One of the things that can be reliably said about the Caribbean is that it’s hot down there. In rum, just as in whisky, that is distilled closer to the equator, one year of high ambient temperature maturation can be the equivalent of 3 years of maturation in Scotland.

Caribbean rums mature quickly, and lose much larger volumes to angel’s share – approximately 7% per year.

The upshot of this is that our three stunning rums, though by no means baby-faced at 19, 20 & 21 years old, still possess a maturity far beyond their years. These are exceptionally venerable by Caribbean standards, and years of evaporation have left extremely limited quantities of these sublime spirits. Order today to ensure you snag a bottle – or three!

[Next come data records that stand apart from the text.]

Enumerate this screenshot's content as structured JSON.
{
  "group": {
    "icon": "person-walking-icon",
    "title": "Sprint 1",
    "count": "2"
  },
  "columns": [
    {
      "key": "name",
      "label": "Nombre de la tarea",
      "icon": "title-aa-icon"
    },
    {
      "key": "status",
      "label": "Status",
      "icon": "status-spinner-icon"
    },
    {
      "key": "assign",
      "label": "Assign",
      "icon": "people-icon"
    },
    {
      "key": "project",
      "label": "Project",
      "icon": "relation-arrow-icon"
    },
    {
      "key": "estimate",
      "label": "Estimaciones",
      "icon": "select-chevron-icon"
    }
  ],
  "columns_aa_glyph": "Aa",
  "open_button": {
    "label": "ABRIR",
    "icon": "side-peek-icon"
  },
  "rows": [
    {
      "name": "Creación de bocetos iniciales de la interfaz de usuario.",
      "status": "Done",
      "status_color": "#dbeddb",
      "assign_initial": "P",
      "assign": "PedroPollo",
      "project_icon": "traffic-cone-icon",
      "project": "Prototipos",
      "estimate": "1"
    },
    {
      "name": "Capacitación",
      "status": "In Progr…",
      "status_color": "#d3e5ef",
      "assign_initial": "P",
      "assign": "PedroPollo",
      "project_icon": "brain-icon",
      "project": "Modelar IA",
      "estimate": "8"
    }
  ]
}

Choose a Guyana rum to taste what almost 400 years of tradition and unique wooden stills can bring to liquid distilled from some of the finest sugar in the world.

Choose Nicaragua to experience the flavours that sugar grown on volcanic soil can provide, and celebrate a distillery that collects awards like they’re going out of fashion.

Like many whisky devotees, we’ve been absolutely floored by the quality of the spirits distilled from cane sugar. Finding these bottles of long-aged rum, tasting them and learning their stories has been the greatest of joys. Join us in a dram of these rums, imagine looking over the crystal waters with lush vegetation at your back, and then count the days until our next expedition to the new world.